In one of my favourite fantasy novels, Thief of Time by Terry Pratchett—this relates to The Unfolding Journey, I promise—two people are sitting in a beautiful landscape magically removed from the normal world. There is wind and sunlight in the trees, a river gurgles peacefully near by, peacocks stroll up and down the grass.
The first character goes (paraphrased): “Okay, yes, but this all doesn’t work—the river would need to be unblocked and cleaned, the peacocks would need to be fed, the grass would need to be cut. You can’t just have this kind of thing appear out of nowhere.” The second character smiles, and replies with: “Never resist a perfect moment.”
There’s more, and I urge you to read it: even as a staunch atheist, Terry Pratchett’s writing can inform your views on religion and life. But this is the heart of it: sometimes it’s good to focus on the mundane details of real life, and sometimes it’s good to close your eyes and lose yourself in the impossible.
In The Unfolding Journey, Sr. Jean Marie Dwyer brings together two vastly different people. Meister Eckhart was a gifted administrator and a ‘punster’ as well as a mystic, poet and philosopher; Etty Hillesum faced the anxieties of modern life as well as the horrors of Auschwitz and the Holocaust. But both of them faced the same journey: moving from within to without.
Etty starts with “ ‘a sudden feeling of utter loneliness, a suspicion that life is terribly difficult, that one has to face it all on one’s own.’” Eckhart talks about being alone “as God is all alone.” Both of them seek detachment from the world—but only as a first step. Dwyer’s book is about the journey forward from detachment to self-honesty and acceptance, and from there to selflessness and selfless love. She writes that
“We do have to become barren and empty, not clinging to or grasping anything—rather, holding all things loosely as God’s gift to us. As the gospel teaches, the one who loses his life will find it (Matthew 10:39).”
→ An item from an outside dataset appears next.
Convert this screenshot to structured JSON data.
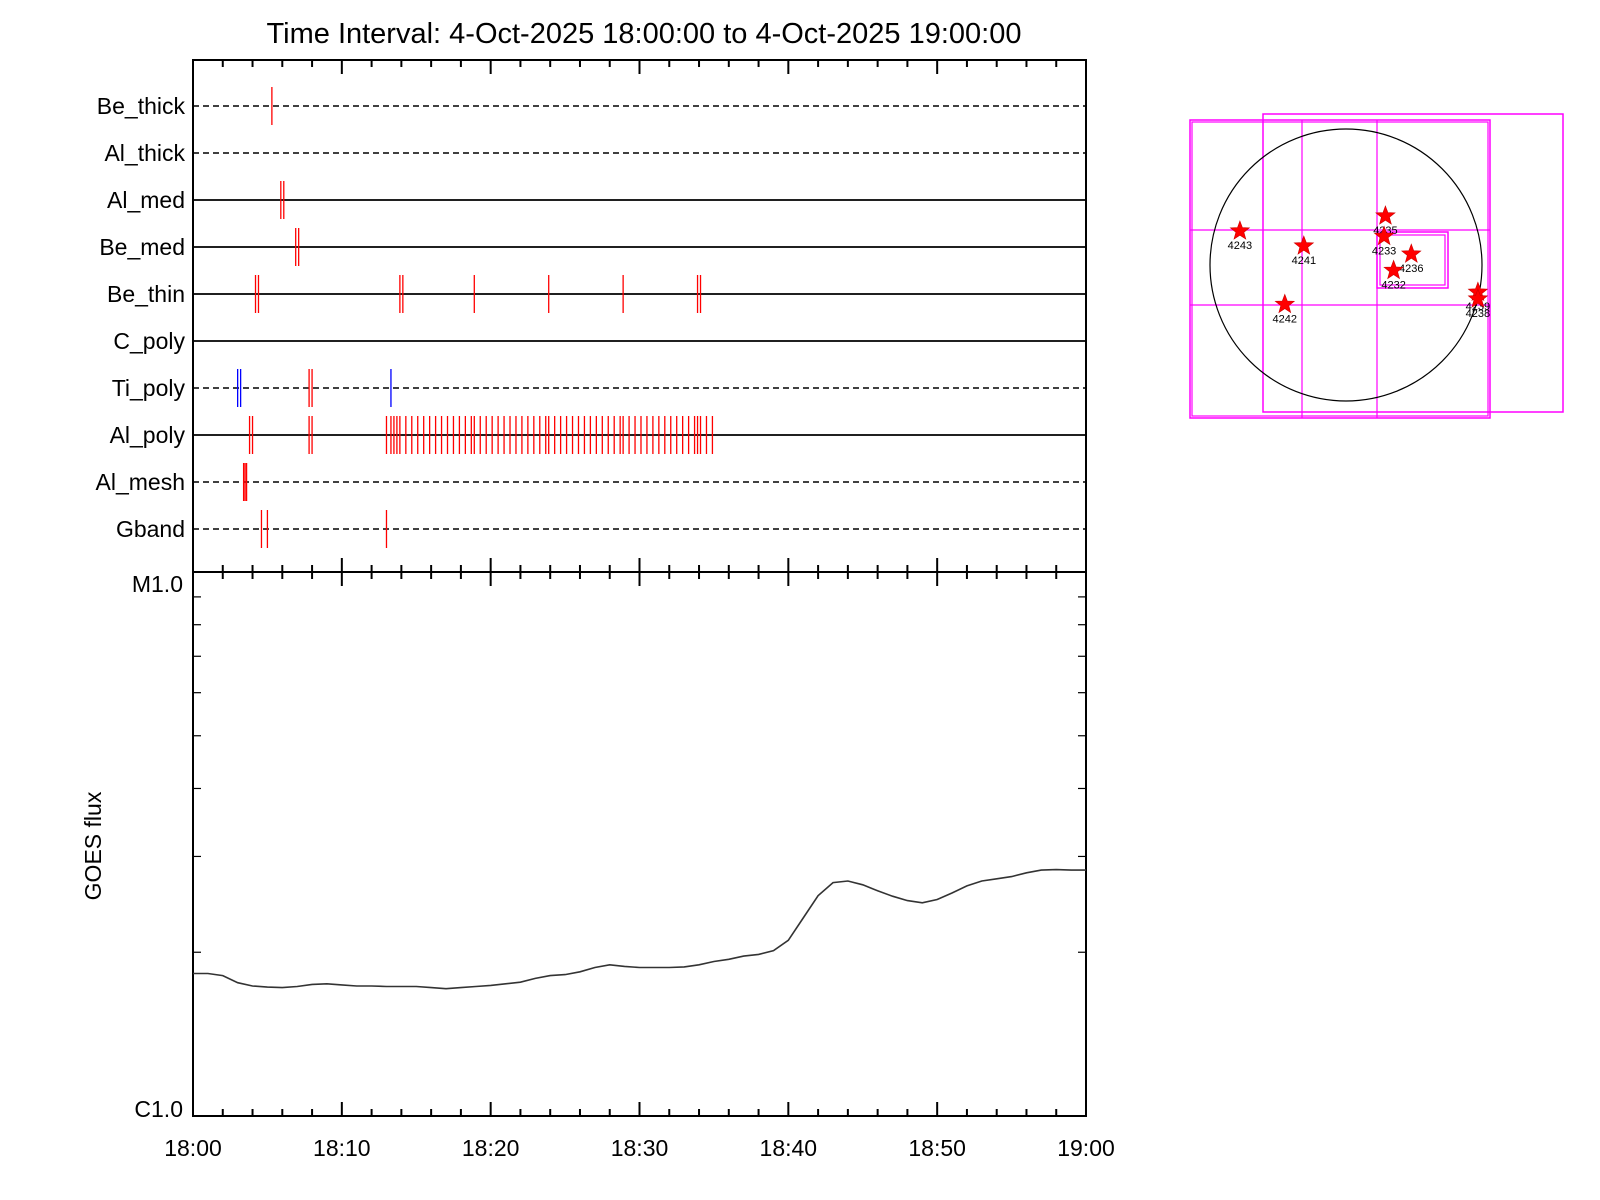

Detachment is not about withdrawal, about completely cutting one’s self off from the world, but about (as Eckhart puts it) equanimity: accepting all things, both good and bad, as God’s grace. As Dwyer puts it: “The only important thing is to be where we are called to be—simply to be who we are, without comparison or competition with others. To be who we are is the best of all gifts.” To go back to the metaphor in the first few paragraphs, neither character is wrong: the peaceful little valley does need to be tended and cleaned up and taken care of, and it is a perfect moment.
The Unfolding Journey is an absorbing book: it was a slow read for me at first, but a richly rewarding one in the end. It will challenge the way you view Christianity, and how you see life’s problems and their solutions. It is a fascinating read, and a valuable one for everybody going on their own journey.